Marcin Pontus

Personal information
- Date of birth: 22 September 1985 (age 39)
- Place of birth: Opole, Poland
- Height: 1.94 m (6 ft 4+1⁄2 in)
- Position(s): Striker

Youth career
- WSP Wodzisław Śląski
- Baník Ostrava

Senior career*
- Years: Team / Apps / (Gls)
- 2004–2005: Lech Poznań / 1 / (0)
- 2005–2006: Horadada / 24 / (7)
- 2007: GKS Jastrzębie / 10 / (4)
- 2008: Odra Opole / 19 / (3)
- 2009: ASIL Lysi / 12 / (3)
- 2009–2010: Karviná / 18 / (2)
- 2010–2011: Resovia Rzeszów / 15 / (6)
- 2011: Bodva Moldava nad Bodvou / 2 / (0)
- 2012: ROW Rybnik / 11 / (2)
- 2012–2013: Przyszłość Rogów / 24 / (8)
- 2013–2014: Stal Bielsko-Biała / 26 / (8)
- 2014–2016: Naprzód Syrynia

= Marcin Pontus =

Polish footballer

Marcin Pontus (born 22 September 1985) is a Polish former professional footballer who played as a striker.

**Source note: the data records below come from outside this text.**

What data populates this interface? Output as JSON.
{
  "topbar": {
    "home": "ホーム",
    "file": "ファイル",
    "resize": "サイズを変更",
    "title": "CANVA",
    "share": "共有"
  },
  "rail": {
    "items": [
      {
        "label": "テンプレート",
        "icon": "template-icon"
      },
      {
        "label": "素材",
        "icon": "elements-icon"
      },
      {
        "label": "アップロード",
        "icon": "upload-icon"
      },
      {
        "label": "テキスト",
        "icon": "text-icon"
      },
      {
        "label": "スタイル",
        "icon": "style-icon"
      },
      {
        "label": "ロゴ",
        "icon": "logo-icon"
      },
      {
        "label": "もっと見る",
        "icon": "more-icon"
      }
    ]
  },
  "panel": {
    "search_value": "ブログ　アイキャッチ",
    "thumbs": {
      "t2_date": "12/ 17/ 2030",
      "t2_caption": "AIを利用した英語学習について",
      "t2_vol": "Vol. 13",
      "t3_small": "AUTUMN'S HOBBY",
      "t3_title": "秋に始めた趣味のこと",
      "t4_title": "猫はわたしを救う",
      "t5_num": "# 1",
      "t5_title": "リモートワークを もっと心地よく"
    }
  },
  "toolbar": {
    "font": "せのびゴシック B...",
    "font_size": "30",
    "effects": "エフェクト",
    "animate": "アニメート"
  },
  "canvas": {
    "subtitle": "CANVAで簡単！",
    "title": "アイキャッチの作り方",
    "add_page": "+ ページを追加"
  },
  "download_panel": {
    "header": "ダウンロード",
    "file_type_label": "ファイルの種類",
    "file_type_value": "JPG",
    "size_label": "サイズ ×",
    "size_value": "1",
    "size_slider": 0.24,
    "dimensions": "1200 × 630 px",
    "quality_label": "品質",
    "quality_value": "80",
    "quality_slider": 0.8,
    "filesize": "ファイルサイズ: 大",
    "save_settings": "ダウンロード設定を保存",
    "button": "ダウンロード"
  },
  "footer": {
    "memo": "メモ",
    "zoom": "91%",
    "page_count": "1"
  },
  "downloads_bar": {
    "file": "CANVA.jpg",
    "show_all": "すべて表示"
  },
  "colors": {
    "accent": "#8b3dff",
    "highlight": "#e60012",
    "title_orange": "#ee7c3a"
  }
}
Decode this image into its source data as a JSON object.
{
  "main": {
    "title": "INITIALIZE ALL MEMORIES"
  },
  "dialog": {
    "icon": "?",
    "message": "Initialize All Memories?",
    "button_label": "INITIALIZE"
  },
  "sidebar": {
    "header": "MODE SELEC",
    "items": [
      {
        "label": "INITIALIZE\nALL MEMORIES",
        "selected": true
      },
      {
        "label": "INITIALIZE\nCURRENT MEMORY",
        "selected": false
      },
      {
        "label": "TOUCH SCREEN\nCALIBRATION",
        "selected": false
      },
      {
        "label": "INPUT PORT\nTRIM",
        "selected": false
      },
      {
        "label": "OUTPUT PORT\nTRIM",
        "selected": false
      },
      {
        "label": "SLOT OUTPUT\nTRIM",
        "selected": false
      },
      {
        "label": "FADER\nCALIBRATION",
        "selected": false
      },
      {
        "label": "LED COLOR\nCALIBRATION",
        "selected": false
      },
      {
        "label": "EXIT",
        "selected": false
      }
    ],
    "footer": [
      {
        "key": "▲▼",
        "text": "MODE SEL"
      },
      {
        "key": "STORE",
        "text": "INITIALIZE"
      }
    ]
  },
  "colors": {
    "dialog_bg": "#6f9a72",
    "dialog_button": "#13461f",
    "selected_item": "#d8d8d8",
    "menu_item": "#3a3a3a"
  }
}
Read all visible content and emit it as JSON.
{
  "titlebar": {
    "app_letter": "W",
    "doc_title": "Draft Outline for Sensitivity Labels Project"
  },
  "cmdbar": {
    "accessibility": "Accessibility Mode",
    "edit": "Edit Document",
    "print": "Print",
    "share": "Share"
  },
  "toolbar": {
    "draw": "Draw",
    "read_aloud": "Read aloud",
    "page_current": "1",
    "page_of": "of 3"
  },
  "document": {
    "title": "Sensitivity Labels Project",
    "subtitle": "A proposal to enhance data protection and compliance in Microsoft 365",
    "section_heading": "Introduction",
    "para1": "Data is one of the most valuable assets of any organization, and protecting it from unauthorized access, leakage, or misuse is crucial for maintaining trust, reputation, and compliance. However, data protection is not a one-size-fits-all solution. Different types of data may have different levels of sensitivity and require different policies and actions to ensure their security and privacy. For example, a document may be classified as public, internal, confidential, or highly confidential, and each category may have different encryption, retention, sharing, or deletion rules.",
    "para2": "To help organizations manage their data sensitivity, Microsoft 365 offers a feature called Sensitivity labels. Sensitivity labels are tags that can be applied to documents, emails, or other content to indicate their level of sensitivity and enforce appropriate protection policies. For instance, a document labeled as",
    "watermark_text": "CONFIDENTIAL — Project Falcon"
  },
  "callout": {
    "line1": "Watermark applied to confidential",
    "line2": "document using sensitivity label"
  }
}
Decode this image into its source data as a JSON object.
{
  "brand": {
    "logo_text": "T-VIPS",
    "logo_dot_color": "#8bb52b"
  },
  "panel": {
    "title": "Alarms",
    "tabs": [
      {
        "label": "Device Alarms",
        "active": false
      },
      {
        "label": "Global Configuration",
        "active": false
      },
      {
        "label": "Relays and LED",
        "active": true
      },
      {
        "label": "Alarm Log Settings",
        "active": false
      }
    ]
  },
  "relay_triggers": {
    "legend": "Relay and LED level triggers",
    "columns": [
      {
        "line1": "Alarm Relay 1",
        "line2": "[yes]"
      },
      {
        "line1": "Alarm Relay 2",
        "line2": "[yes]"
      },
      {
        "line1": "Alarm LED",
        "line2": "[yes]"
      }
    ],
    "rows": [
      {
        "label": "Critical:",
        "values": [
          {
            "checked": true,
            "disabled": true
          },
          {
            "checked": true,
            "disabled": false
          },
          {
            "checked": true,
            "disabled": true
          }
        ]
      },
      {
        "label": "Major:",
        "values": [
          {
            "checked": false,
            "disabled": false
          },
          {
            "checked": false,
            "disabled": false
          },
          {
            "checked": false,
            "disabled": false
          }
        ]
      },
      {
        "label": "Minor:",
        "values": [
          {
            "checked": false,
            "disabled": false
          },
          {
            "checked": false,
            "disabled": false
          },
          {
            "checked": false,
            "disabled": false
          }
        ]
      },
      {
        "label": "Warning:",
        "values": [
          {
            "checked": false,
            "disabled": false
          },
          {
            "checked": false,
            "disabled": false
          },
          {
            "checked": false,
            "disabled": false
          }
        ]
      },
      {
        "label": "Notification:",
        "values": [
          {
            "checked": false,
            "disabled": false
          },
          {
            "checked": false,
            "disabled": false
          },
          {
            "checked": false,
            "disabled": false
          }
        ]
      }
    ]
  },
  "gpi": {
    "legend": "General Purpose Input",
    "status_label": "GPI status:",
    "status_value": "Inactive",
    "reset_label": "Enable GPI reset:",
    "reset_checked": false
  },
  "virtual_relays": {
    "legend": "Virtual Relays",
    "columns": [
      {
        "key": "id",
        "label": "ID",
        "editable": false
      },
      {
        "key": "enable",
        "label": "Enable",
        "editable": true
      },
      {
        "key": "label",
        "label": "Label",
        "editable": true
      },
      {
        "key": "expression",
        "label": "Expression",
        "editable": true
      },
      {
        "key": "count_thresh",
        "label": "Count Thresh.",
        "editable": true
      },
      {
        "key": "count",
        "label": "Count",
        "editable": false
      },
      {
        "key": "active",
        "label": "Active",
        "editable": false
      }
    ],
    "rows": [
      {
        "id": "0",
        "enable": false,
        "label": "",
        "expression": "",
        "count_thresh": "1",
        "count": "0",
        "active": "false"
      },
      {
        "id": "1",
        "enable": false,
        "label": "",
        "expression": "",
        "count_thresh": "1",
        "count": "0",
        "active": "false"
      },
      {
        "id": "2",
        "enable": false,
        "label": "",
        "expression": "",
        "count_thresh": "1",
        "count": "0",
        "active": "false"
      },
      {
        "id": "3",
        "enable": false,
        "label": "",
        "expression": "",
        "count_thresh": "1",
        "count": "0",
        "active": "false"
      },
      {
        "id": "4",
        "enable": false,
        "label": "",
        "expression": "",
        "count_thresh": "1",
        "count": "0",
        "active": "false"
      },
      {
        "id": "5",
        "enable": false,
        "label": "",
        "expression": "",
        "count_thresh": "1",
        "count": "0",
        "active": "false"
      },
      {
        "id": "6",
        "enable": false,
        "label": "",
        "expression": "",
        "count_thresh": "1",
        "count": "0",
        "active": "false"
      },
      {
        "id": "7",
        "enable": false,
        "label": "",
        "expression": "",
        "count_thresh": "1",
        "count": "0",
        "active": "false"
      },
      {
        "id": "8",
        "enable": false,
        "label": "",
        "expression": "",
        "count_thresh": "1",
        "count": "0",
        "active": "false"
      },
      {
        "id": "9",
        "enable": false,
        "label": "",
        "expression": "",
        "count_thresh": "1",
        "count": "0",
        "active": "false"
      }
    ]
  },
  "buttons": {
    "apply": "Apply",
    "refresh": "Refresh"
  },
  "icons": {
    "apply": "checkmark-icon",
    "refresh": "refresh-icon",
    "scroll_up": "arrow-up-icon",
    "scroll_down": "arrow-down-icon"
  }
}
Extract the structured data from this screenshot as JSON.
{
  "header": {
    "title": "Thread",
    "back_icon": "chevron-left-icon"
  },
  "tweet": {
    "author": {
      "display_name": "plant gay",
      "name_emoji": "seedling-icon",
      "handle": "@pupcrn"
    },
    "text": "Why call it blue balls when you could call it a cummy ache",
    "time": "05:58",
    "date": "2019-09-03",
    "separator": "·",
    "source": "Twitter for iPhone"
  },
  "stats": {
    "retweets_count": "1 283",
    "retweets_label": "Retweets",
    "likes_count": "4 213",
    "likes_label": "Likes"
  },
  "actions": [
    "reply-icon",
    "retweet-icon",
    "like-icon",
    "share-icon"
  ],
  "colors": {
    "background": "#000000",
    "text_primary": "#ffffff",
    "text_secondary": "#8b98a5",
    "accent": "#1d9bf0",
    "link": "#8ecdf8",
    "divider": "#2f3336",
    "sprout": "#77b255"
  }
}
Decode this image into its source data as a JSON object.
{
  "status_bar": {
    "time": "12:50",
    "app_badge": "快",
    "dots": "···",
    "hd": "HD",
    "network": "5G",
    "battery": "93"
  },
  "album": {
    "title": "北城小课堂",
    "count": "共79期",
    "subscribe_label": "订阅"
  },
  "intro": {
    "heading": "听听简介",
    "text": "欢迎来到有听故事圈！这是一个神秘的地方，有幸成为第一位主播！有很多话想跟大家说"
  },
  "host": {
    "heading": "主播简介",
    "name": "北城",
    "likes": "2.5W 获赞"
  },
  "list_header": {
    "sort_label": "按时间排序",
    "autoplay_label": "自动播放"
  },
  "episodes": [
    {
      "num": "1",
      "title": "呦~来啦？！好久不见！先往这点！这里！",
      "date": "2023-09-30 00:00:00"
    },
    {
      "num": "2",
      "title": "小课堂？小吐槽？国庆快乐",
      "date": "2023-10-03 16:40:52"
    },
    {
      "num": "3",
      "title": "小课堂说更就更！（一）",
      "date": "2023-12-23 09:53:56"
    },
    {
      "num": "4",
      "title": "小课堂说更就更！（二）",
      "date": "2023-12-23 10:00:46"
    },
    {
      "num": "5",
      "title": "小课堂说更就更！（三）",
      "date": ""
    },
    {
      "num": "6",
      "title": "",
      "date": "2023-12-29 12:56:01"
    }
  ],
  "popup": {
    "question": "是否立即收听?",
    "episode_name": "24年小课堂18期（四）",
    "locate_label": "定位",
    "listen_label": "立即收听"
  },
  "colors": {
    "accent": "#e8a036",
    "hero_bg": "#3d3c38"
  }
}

Pontus spent most of his career in clubs across Poland, but also featured in Slovakia and the Czech Republic, Cyprus and Spain.

==Career==
He was a trainee of WSP Wodzisław Śląski, and he signed for Lech Poznań in 2004. Pontus played in Spain for Horadada (Tercera División), before returning to Poland in 2007.